Discussion
This study is the first to estimate and emphasize on the frequency (12.5%) and the clinical utility of L-TGL determination at DLBCL diagnosis using systematic SEP. We demonstrated that L-TGL has a strong negative impact on the overall and infectious-related mortality rates. The higher AG ratio in L-TGL than in H-TGL patients suggests that the pronounced decrease in TGL levels and the associated clinical outcomes in the L-TGL subgroup may be 1) first, independent of the other possible associated unspecific causes and 2) second, mostly and directly related to one of our two hypotheses: either a pre-existent but previously undiagnosed PID on which DLBCL developed or an SID directly induced by the DLBCL condition. Finally, for both hypotheses, considered alone or in combination, the ability of a chemotherapy-induced SID to worsen, or reveal a greater susceptibility to infections in L-TGL patients is probable but remains unquantifiable in the context of the design of the present study. Our population was close to what has been described in France during this period of time, with a median age of 69 years, representing 35 to 40% of patients with lymphoma.(23,24)

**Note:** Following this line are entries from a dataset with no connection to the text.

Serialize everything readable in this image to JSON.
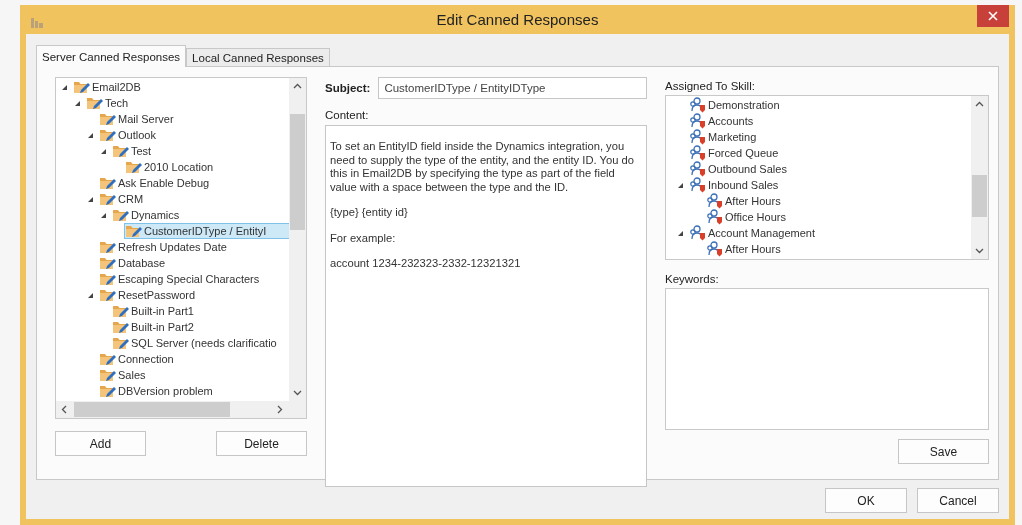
{
  "window": {
    "title": "Edit Canned Responses"
  },
  "tabs": [
    {
      "label": "Server Canned Responses",
      "selected": true
    },
    {
      "label": "Local Canned Responses",
      "selected": false
    }
  ],
  "responses_tree": [
    {
      "label": "Email2DB",
      "expanded": true,
      "selected": false,
      "children": [
        {
          "label": "Tech",
          "expanded": true,
          "selected": false,
          "children": [
            {
              "label": "Mail Server",
              "selected": false
            },
            {
              "label": "Outlook",
              "expanded": true,
              "selected": false,
              "children": [
                {
                  "label": "Test",
                  "expanded": true,
                  "selected": false,
                  "children": [
                    {
                      "label": "2010 Location",
                      "selected": false
                    }
                  ]
                }
              ]
            },
            {
              "label": "Ask Enable Debug",
              "selected": false
            },
            {
              "label": "CRM",
              "expanded": true,
              "selected": false,
              "children": [
                {
                  "label": "Dynamics",
                  "expanded": true,
                  "selected": false,
                  "children": [
                    {
                      "label": "CustomerIDType / EntityI",
                      "selected": true
                    }
                  ]
                }
              ]
            },
            {
              "label": "Refresh Updates Date",
              "selected": false
            },
            {
              "label": "Database",
              "selected": false
            },
            {
              "label": "Escaping Special Characters",
              "selected": false
            },
            {
              "label": "ResetPassword",
              "expanded": true,
              "selected": false,
              "children": [
                {
                  "label": "Built-in Part1",
                  "selected": false
                },
                {
                  "label": "Built-in Part2",
                  "selected": false
                },
                {
                  "label": "SQL Server (needs clarificatio",
                  "selected": false
                }
              ]
            },
            {
              "label": "Connection",
              "selected": false
            },
            {
              "label": "Sales",
              "selected": false
            },
            {
              "label": "DBVersion problem",
              "selected": false
            }
          ]
        }
      ]
    }
  ],
  "tree_buttons": [
    "Add",
    "Delete"
  ],
  "subject": {
    "label": "Subject:",
    "value": "CustomerIDType / EntityIDType"
  },
  "content": {
    "label": "Content:",
    "paragraphs": [
      "To set an EntityID field inside the Dynamics integration, you need to supply the type of the entity, and the entity ID.  You do this in Email2DB by specifying the type as part of the field value with a space between the type and the ID.",
      "{type} {entity id}",
      "For example:",
      "account 1234-232323-2332-12321321"
    ]
  },
  "skills": {
    "label": "Assigned To Skill:",
    "items": [
      {
        "label": "Demonstration",
        "selected": false
      },
      {
        "label": "Accounts",
        "selected": false
      },
      {
        "label": "Marketing",
        "selected": false
      },
      {
        "label": "Forced Queue",
        "selected": false
      },
      {
        "label": "Outbound Sales",
        "selected": false
      },
      {
        "label": "Inbound Sales",
        "expanded": true,
        "selected": false,
        "children": [
          {
            "label": "After Hours",
            "selected": false
          },
          {
            "label": "Office Hours",
            "selected": false
          }
        ]
      },
      {
        "label": "Account Management",
        "expanded": true,
        "selected": false,
        "children": [
          {
            "label": "After Hours",
            "selected": false
          }
        ]
      }
    ]
  },
  "keywords": {
    "label": "Keywords:"
  },
  "save_button": "Save",
  "dialog_buttons": [
    "OK",
    "Cancel"
  ]
}
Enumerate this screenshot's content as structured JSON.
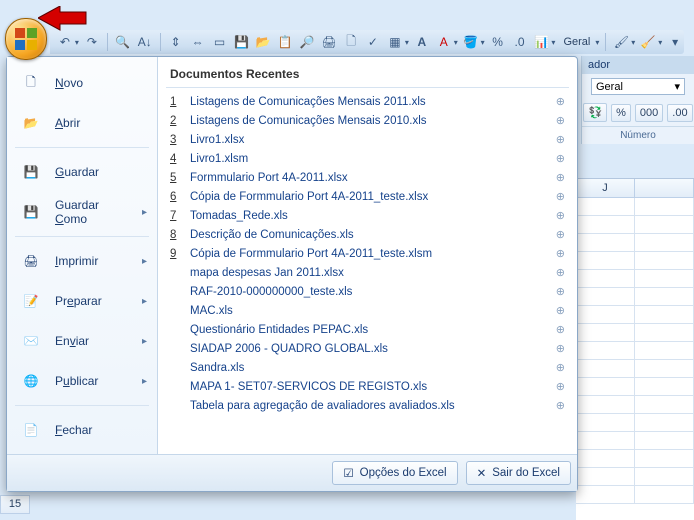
{
  "qat": {
    "number_format": "Geral"
  },
  "ribbon": {
    "tab_extra": "ador",
    "format_value": "Geral",
    "percent": "%",
    "thousand": "000",
    "group_label": "Número"
  },
  "menu": {
    "items": {
      "new": "Novo",
      "open": "Abrir",
      "save": "Guardar",
      "save_as": "Guardar Como",
      "print": "Imprimir",
      "prepare": "Preparar",
      "send": "Enviar",
      "publish": "Publicar",
      "close": "Fechar"
    },
    "recent_title": "Documentos Recentes",
    "recent": [
      {
        "n": "1",
        "name": "Listagens de Comunicações Mensais 2011.xls"
      },
      {
        "n": "2",
        "name": "Listagens de Comunicações Mensais 2010.xls"
      },
      {
        "n": "3",
        "name": "Livro1.xlsx"
      },
      {
        "n": "4",
        "name": "Livro1.xlsm"
      },
      {
        "n": "5",
        "name": "Formmulario Port 4A-2011.xlsx"
      },
      {
        "n": "6",
        "name": "Cópia de Formmulario Port 4A-2011_teste.xlsx"
      },
      {
        "n": "7",
        "name": "Tomadas_Rede.xls"
      },
      {
        "n": "8",
        "name": "Descrição de Comunicações.xls"
      },
      {
        "n": "9",
        "name": "Cópia de Formmulario Port 4A-2011_teste.xlsm"
      },
      {
        "n": "",
        "name": "mapa despesas Jan 2011.xlsx"
      },
      {
        "n": "",
        "name": "RAF-2010-000000000_teste.xls"
      },
      {
        "n": "",
        "name": "MAC.xls"
      },
      {
        "n": "",
        "name": "Questionário Entidades PEPAC.xls"
      },
      {
        "n": "",
        "name": "SIADAP 2006 - QUADRO GLOBAL.xls"
      },
      {
        "n": "",
        "name": "Sandra.xls"
      },
      {
        "n": "",
        "name": "MAPA 1- SET07-SERVICOS DE REGISTO.xls"
      },
      {
        "n": "",
        "name": "Tabela para agregação de avaliadores avaliados.xls"
      }
    ],
    "footer": {
      "options": "Opções do Excel",
      "exit": "Sair do Excel"
    }
  },
  "grid": {
    "col_j": "J",
    "row_15": "15"
  }
}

At DLBCL diagnosis SEP is not unanimously recommended according to the international workgroup guidelines for malignant lymphoma(13–15), however from the results in our study we propose SEP to be performed at diagnosis. In our study, there were no significant differences between the two subgroups regarding inflammatory parameters, as assessed using CRP level, and albuminemia, suggesting that the decrease in TGL may not be secondary to metabolic/inflammatory causes or to increased loss of immunoglobulins but is probably directly related to low gamma-globulin production. In the same manner, since neither the Ann Arbor staging classification, IPI, nor the chemotherapy regimen were significantly different between the two groups, the increase in the overall and specific infection-related death rates may be attributed to the decrease in TGL in L-TGL subgroup. We didn’t exclude neither Richter syndrome nor associated CNS involvement DLBCL subtypes that could exhibited worst malignant prognosis, because the first were identified only in H-TGL subgroup and both subtypes didn’t show overall highest mortality rate in this study. Therefore, we may consider that this study drew up an overall picture of all subtypes of DLBCL. Moreover, showing that L-TGL patients exhibited a lower survival rate than all other possible subgroups of DLBCL, including patients who did not get a SEP at diagnosis, we further confirmed the importance of TGL assessment.
The main limitations of this study include its retrospective design with some missing data, including mainly immunoglobulin isotype levels, absence of systematic and reliable assessment of previous infections, and monitoring of TGL in the follow-up for the entire cohort. Consequently, two main secondary objectives could not be reached in this study: determination of an approach for eventual CVID diagnosis criteria and a differentiation scheme for the two causes of L-TGL considered herein, namely, primary or DLBCL-related secondary immunodeficiencies. We assumed that combining analyses of both DLBCL and TGL outcomes under chemotherapy should partially help to differentiate these two causes of decrease in TGL for each patient. Indeed, complete or partial remission of DLBCL and concomitant increase in TGL under chemotherapy would support a DLBCL-related SID. Conversely, in cases of a lack of response or early death, no conclusion could be drawn, since chemotherapy would induce a further decrease in TGL for an unknown duration.
To conclude, while epidemiological data on lymphoma treatment strategies are optimistic and have seen improvements in survival throughout the years. This study, using a simple, widely and easily available biological test, seems to show that L-TGL patient subgroup exhibits worse prognosis with higher overall and infection-related mortality risks than H-TGL subgroup. Therefore, this study argues for the need to systematically perform at least SEP at lymphoma and especially at DLBCL diagnosis and emphasizes on the need of further studies to confirm these results especially in prospective studies: 1) to determine nosological and prognostic distinctions between possible previously undiagnosed PIDs and DLBCL-related SIDs using, for example, next-generation sequencing methods to uncover molecular defects of humoral PIDs(22,25) and to assess the timing of a possible TGL recovery after chemotherapy in relation to lymphoma outcomes; 2) to assess the possible clinical benefit of immunoglobulin supplementation for SIDs, or prophylactic antibiotics, taking into account advances in chemotherapy and management strategies in Onco-Haematology.